"Why are you wearing that?" demands Rygel, and she asks her partner in crime if he's not "busting to get out." Rygel's not interested, basically. There's food here. Chiana: "We're on Earth! Crichton's hometown!" She cocks her head at the door and makes ready to leave. D'Argo cautions her that John told them to stay inside. On the TV, Kermit and the little girl laugh. Aeryn: "...Again with the Cookie Monster." Rygel points out that Crichton has now completed the "getting home" part of the show, and that unless Chiana screws it up, they'll probably follow. Not that any of them have a home to go back to. Not really. "I don't want to wait for 'one day.' I want to go exploring now!" That's my girl. D'Argo orders her to stay put, and Aeryn tells them all to shut up while she's watching her stories. "You're not the captain down here," says Chiana petulantly. "It's Halloween! I'll fit in!" So, so true. She pulls back the curtain and takes off, D'Argo following. Aeryn finally gets up and tells him to stay put. D'Argo stares out the window for the next part. Which is sad.
A brunette in a flower-print dress walks past the garage door, just as Chiana skips around the corner; they stop, and stare. Chiana grins, and throws her the finger. The woman stares, confusing Chiana. She walks up, putting the bird right in the lady's grill. The woman, appalled and afraid at this intrusion, stays silent. Chiana gives up, backs away, takes off. The poor woman watches her leave, turns back towards the yard.
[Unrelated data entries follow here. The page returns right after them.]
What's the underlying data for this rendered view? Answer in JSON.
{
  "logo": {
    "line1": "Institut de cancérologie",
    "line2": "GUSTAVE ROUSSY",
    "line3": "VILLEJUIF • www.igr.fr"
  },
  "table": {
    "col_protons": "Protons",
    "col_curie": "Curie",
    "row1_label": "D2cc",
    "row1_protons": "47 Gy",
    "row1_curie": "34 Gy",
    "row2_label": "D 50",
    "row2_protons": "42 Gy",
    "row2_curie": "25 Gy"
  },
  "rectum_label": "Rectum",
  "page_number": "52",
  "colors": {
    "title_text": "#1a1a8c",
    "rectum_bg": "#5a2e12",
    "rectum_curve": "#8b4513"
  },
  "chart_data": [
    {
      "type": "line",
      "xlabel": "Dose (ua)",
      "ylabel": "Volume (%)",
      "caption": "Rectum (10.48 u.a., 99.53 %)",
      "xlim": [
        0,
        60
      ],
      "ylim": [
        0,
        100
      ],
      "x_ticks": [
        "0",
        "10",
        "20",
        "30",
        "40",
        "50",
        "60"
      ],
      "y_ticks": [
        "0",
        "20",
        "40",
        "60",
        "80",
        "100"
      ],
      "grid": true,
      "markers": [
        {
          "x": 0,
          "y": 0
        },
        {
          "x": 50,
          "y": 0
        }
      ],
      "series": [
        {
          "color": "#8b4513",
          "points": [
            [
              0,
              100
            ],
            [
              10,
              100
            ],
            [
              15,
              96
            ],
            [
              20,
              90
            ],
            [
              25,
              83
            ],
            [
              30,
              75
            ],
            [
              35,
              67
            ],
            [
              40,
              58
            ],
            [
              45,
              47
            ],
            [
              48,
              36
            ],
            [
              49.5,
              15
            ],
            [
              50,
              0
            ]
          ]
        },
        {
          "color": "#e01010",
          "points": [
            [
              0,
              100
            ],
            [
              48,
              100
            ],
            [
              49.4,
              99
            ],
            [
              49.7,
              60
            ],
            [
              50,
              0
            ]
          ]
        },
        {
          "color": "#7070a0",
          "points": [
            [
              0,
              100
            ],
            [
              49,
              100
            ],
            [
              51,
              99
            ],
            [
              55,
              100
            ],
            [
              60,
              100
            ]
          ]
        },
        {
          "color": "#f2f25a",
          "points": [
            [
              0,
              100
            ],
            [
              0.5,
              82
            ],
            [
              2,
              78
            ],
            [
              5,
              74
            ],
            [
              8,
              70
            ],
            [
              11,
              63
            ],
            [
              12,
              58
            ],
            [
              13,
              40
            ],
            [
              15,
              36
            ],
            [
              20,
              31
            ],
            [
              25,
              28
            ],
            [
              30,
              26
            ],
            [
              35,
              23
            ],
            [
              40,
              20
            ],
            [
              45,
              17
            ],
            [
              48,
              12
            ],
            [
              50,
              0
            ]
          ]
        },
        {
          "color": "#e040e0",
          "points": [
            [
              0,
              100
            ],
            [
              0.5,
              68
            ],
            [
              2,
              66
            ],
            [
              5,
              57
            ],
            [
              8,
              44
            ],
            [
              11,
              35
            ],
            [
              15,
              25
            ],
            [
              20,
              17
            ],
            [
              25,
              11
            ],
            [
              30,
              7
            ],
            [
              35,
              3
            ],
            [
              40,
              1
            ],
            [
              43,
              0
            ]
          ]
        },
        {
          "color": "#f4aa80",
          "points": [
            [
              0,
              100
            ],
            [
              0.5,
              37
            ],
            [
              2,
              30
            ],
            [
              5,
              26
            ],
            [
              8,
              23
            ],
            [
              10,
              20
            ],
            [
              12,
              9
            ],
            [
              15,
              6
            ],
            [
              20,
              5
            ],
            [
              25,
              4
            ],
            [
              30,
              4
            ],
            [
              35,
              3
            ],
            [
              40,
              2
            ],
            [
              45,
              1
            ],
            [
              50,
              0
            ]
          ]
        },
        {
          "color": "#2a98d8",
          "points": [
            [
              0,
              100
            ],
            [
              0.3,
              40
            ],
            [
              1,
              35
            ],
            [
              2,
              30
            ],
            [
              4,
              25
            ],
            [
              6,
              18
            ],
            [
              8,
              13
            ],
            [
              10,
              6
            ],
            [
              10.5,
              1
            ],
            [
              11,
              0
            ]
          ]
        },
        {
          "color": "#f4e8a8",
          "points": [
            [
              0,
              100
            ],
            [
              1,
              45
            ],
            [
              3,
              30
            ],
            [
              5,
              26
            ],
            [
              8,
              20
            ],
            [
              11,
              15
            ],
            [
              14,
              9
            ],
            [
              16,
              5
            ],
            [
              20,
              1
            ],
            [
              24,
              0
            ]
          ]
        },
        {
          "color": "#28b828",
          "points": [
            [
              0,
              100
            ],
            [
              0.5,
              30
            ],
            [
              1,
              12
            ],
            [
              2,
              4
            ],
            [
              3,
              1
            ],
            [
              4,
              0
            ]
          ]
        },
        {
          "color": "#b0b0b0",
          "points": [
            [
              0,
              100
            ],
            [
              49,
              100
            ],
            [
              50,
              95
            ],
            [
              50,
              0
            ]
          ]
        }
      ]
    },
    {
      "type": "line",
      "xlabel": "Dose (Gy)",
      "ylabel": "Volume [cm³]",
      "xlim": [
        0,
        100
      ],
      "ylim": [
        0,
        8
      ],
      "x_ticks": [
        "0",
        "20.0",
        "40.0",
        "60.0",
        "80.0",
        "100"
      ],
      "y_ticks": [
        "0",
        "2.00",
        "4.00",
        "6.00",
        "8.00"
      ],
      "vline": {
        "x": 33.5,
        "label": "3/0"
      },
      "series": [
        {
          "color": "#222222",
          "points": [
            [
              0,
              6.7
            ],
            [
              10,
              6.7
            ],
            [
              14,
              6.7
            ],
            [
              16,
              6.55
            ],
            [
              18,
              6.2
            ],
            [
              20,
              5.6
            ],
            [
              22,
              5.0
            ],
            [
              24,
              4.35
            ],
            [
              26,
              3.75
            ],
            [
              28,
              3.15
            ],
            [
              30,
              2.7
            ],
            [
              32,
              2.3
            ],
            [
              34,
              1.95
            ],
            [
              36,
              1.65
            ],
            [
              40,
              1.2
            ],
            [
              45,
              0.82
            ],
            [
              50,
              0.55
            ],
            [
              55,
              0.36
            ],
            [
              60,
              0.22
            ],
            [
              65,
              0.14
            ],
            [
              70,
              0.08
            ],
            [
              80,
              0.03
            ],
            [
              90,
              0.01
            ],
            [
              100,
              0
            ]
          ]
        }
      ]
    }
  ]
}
D'Argo and Aeryn stare out the curtain; he shoos her back. D'Argo leaves the room quickly; Aeryn remains behind the curtain. Kermit and the little girl continue to say the alphabet; and Aeryn can't resist another peek. She pulls back the curtain just as the woman's arriving -- they both gasp and jump -- and the woman ducks inside, under Aeryn's arm. Rygel chuckles, drawing her attention, and she wrinkles her nose at him. There's no talking at all, through this whole part, because of the microbes, but it does add a whole lot of tension and texture to the scene. Kermit, the Muppet, narrates the entire thing with the rudimentary building blocks of language -- the bridge that carries you from terror at the alien and into understanding. It doesn't help. It does, however, get you right on board with this poor woman, confronted with the alien nature of our friends for the first time. Just brilliant, and scary, and so off-balance in framing and light. Rygel turns around and stares at the women's whispered question -- "What is this?" -- and laughs in her face. The woman turns around and walks back out, under Aeryn's still-upheld arm. "I love you," the little girl says to Kermit. "I love you too," he replies. "Uh oh," says Rygel. "Give me a kiss!" whispers the little girl. Life fails to imitate art in this instance.